This project consists of creating a database composed of Major League Baseball (mlb) historical data. It includes the yearly pitching and batting statistics of every player that ever played the game, going back to the 1800’s. From this data, we will extract all of the players that were inducted in the MLB Hall of Fame in Cooperstown, NY. This data will be housed in separate batting and pitching tables with career stats for each of the players. There is a unique id included in the master player table that links back to another dataset (retrosheet.org not included due to time restraints) that can drill down to game by game stats for each player. This data can be used in several ways:
- Can be used to validate the performances of the inductee’s vs. all of the other players that have played the game. Comparing in this way can tell us if there are players in the Hall that shouldn’t be. And probably more importantly, tell us which players that aren’t inducted that should be. (The obvious exceptions not accounted for here are the players not inducted for conduct violations; ie. Steroid use and gambling).

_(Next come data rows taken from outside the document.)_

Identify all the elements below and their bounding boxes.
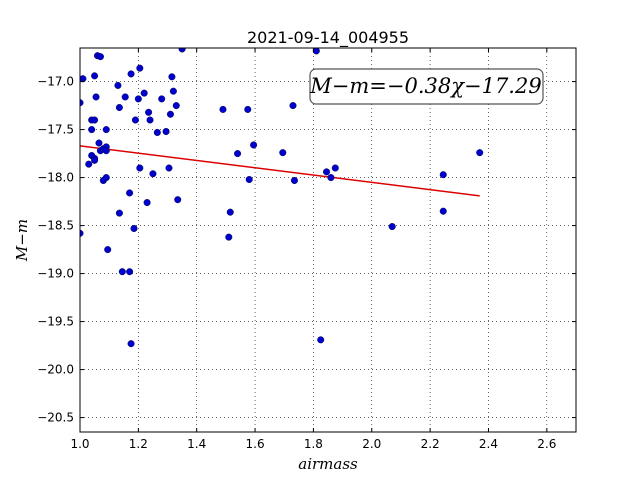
data-point <box>104 246 112 254</box>
data-point <box>136 64 144 72</box>
data-point <box>91 156 99 164</box>
data-point <box>95 139 103 147</box>
fit-equation: M−m=−0.38χ−17.29 <box>309 74 541 98</box>
data-point <box>80 99 84 107</box>
data-point <box>279 149 287 157</box>
annotation-box: M−m=−0.38χ−17.29 <box>309 68 544 105</box>
data-point <box>331 164 339 172</box>
data-point <box>289 102 297 110</box>
data-point <box>143 199 151 207</box>
data-point <box>80 229 84 237</box>
data-point <box>226 208 234 216</box>
data-point <box>327 174 335 182</box>
data-point <box>317 336 325 344</box>
data-point <box>145 108 153 116</box>
x-tick-label: 2.0 <box>362 437 381 451</box>
data-point <box>131 116 139 124</box>
data-point <box>88 126 96 134</box>
data-point <box>166 110 174 118</box>
data-point <box>126 189 134 197</box>
data-point <box>130 224 138 232</box>
data-point <box>85 160 93 168</box>
data-point <box>245 176 253 184</box>
data-point <box>162 128 170 136</box>
data-point <box>169 87 177 95</box>
data-point <box>126 268 134 276</box>
data-point <box>91 116 99 124</box>
data-point <box>127 340 135 348</box>
x-tick-label: 1.6 <box>246 437 265 451</box>
x-tick-label: 2.2 <box>421 437 440 451</box>
y-tick-label: −17.0 <box>37 75 74 89</box>
y-tick-label: −17.5 <box>37 123 74 137</box>
x-tick-label: 1.2 <box>129 437 148 451</box>
data-point <box>80 75 87 83</box>
data-point <box>146 116 154 124</box>
data-point <box>121 93 129 101</box>
x-tick-label: 1.4 <box>187 437 206 451</box>
points-layer <box>80 48 484 348</box>
data-point <box>290 176 298 184</box>
x-tick-label: 2.4 <box>479 437 498 451</box>
data-point <box>178 48 186 53</box>
data-point <box>115 104 123 112</box>
y-tick-label: −19.0 <box>37 267 74 281</box>
data-point <box>476 149 484 157</box>
data-point <box>168 73 176 81</box>
fit-layer <box>80 145 480 197</box>
data-point <box>149 170 157 178</box>
data-point <box>439 207 447 215</box>
data-point <box>225 233 233 241</box>
data-point <box>114 81 122 89</box>
y-tick-label: −20.5 <box>37 411 74 425</box>
fit-line <box>80 145 480 197</box>
data-point <box>102 174 110 182</box>
plot-frame <box>79 47 577 433</box>
axis-ticks: 1.0 1.2 1.4 1.6 1.8 2.0 2.2 2.4 2.6 −17.0 −17.5 −18… <box>37 48 576 451</box>
data-point <box>439 171 447 179</box>
data-point <box>92 93 100 101</box>
data-point <box>250 141 258 149</box>
data-point <box>234 150 242 158</box>
x-tick-label: 1.8 <box>304 437 323 451</box>
y-tick-label: −19.5 <box>37 315 74 329</box>
y-tick-label: −18.0 <box>37 171 74 185</box>
data-point <box>172 102 180 110</box>
chart-title: 2021-09-14_004955 <box>247 28 409 48</box>
data-point <box>91 72 99 80</box>
data-point <box>118 268 126 276</box>
data-point <box>312 48 320 55</box>
data-point <box>115 209 123 217</box>
data-point <box>136 164 144 172</box>
data-point <box>102 126 110 134</box>
annotation-frame <box>309 68 544 105</box>
data-point <box>134 95 142 103</box>
data-point <box>158 95 166 103</box>
data-point <box>165 164 173 172</box>
data-point <box>140 89 148 97</box>
data-point <box>96 53 104 61</box>
data-point <box>388 223 396 231</box>
x-axis-label: airmass <box>298 455 358 473</box>
data-point <box>127 70 135 78</box>
data-point <box>174 196 182 204</box>
x-tick-label: 1.0 <box>70 437 89 451</box>
y-tick-label: −20.0 <box>37 363 74 377</box>
y-axis-label: M−m <box>13 219 31 262</box>
data-point <box>153 128 161 136</box>
data-point <box>244 105 252 113</box>
x-tick-label: 2.6 <box>537 437 556 451</box>
y-tick-label: −18.5 <box>37 219 74 233</box>
data-point <box>219 105 227 113</box>
data-point <box>102 147 110 155</box>
data-point <box>323 168 331 176</box>
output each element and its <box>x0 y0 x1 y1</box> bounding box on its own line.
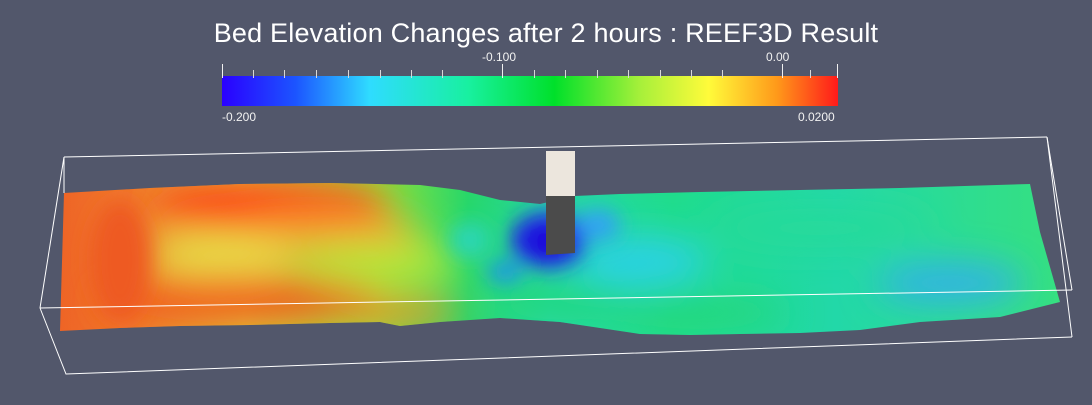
colorbar-tick <box>597 70 598 78</box>
colorbar-max-label: 0.0200 <box>798 110 835 124</box>
colorbar-tick <box>502 64 503 78</box>
pier-structure <box>546 151 575 255</box>
colorbar-mid-label: -0.100 <box>482 50 517 64</box>
figure-title: Bed Elevation Changes after 2 hours : RE… <box>213 18 879 48</box>
colorbar-tick <box>442 70 443 78</box>
colorbar-tick <box>534 70 535 78</box>
colorbar-tick <box>837 64 838 78</box>
colorbar-min-label: -0.200 <box>222 110 257 124</box>
domain-box-front <box>39 136 1073 375</box>
domain-box-back <box>39 136 1073 338</box>
colorbar-tick <box>411 70 412 78</box>
colorbar-tick <box>691 70 692 78</box>
colorbar-tick <box>628 70 629 78</box>
colorbar-tick <box>782 64 783 78</box>
color-scale-bar <box>222 76 838 106</box>
colorbar-tick <box>284 70 285 78</box>
colorbar-tick <box>565 70 566 78</box>
colorbar-tick <box>810 70 811 78</box>
colorbar-tick <box>348 70 349 78</box>
colorbar-tick <box>253 70 254 78</box>
colorbar-tick <box>380 70 381 78</box>
colorbar-tick <box>222 64 223 78</box>
colorbar-zero-label: 0.00 <box>766 50 790 64</box>
colorbar-tick <box>722 70 723 78</box>
colorbar-tick <box>316 70 317 78</box>
colorbar-tick <box>660 70 661 78</box>
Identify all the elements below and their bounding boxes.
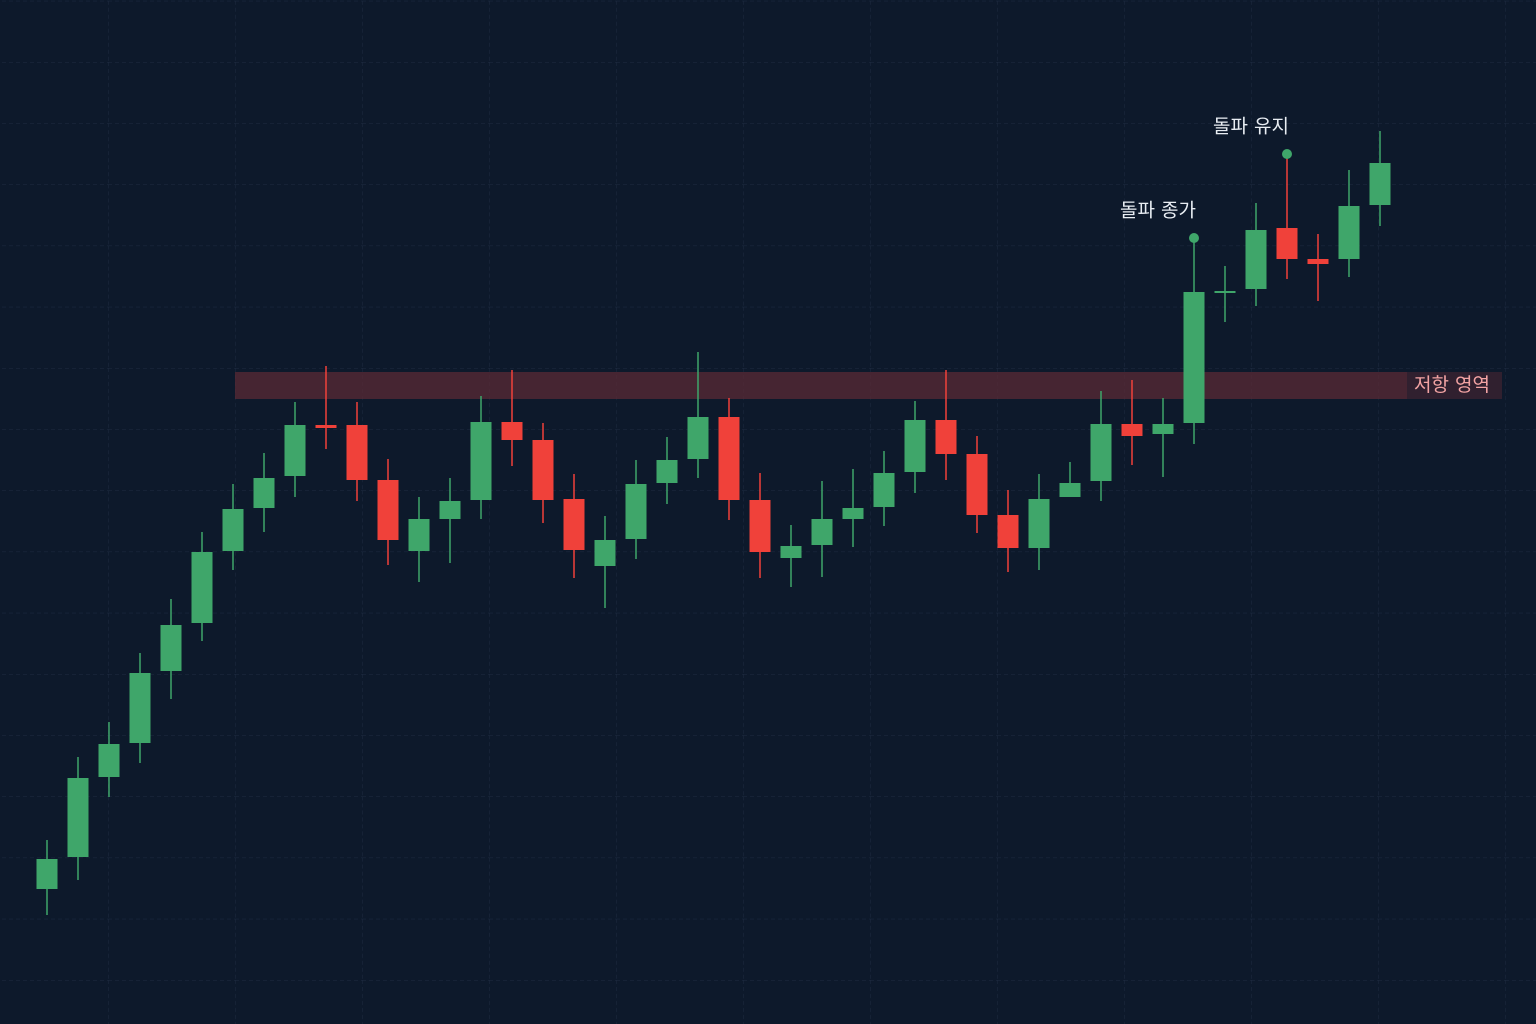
zone-label: 저항 영역 [1414, 374, 1490, 396]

- Since players are voted in by members of the Baseball Writers of America (BBWA), this data can also serve as a guideline to help them who is deserving based on their performance. They will be able to look at active players stats and determine their likelihood of being inducted once they retire (There is a 5 year waiting period post retirement before a player is eligible.)
- Players agents can also use data of this type for active players they are representing. If a player early in his career is on pace to put up hall of fame worthy numbers, the agent will have greater leverage to bargain with over the players salary.
The data we used consists of multiple csv files taken from a large, well-known baseball stats repository titled Lahman’s Baseball Database. http://www.seanlahman.com/baseball-archive/statistics/ There are many contributors to this data. The Society of American Baseball Research (SABR.org) and its member’s have been key contributors to this data-gathering effort. We have used the following for our project:
- People.csv: contains all of the demographic data for all players. The playerID field is used to join this table with all other tables in the database.
- Batting.csv: contains extensive stats for all batters by year played.
- Pitching.csv: contains extensive stats for all pitchers by year played.
- HallOfFame.csv: contains all hall of fame voting info. Includes year by year breakdown of all of the players that were on each years ballots (includes players not voted in) as well as the number of votes received.
Of the above data sources originally used, only the HallOfFame.csv was not stored in its original form. The other 3 were stored as is for further analysis. The final list of tables to be used in the production database include the following tables:
- People: All player demographics
- Hof_inductees: playerID and the year they were inducted Use the HallOfFame.csv as this source. Eliminated all of the players that were on the ballots but not inducted. Since this data will be used to get all of the yearly stats in the batting and pitching tables, we only kept the playerID’s of the inductees and the year they were inducted. This dataframe was also used as a python list to filter the other stat tables.
- Batting: All yearly batting stats for all players This was already clean and no further manipulating was required. It was directly loaded in the batting table.
- Career_hof_bat: Career batting stats for HOF players This table required several filters and groupings to get it into its final form ready to be loaded into the database.
- we used the python list from above to get only the hof-er’s playerID’s. We used this list to filter out only inductees.
- Since the original batting csv contained and extensive set of player stats, we only included the primary basic stats in this table.
- Once we had all of the yearly basic stats, we summed up all of the yearly stats into their overall career stats (one record per player). These career stats were validated by spot-checking with the career stats found on mlb.com.
- Pitching: All yearly pitching stats for all players This was already clean and no further manipulating was required. It was directly loaded in the pitching table.
- Career_hof_pitch: Career pitching stats for HOF pitchers The process for this table followed the steps required for the corresponding batting table… It required several filters and groupings to get it into its final form ready to be loaded into the database.
- we used the python list from above to get only the hof-er’s playerID’s. We used this list to filter out only inductees.
- Since the original pitching csv contained and extensive set of player stats, we only included the primary basic stats in this table.
- Once we had all of the yearly basic stats, we summed up all of the yearly stats into their overall career stats (one record per player). These career stats were validated by spot-checking with the career stats found on mlb.com.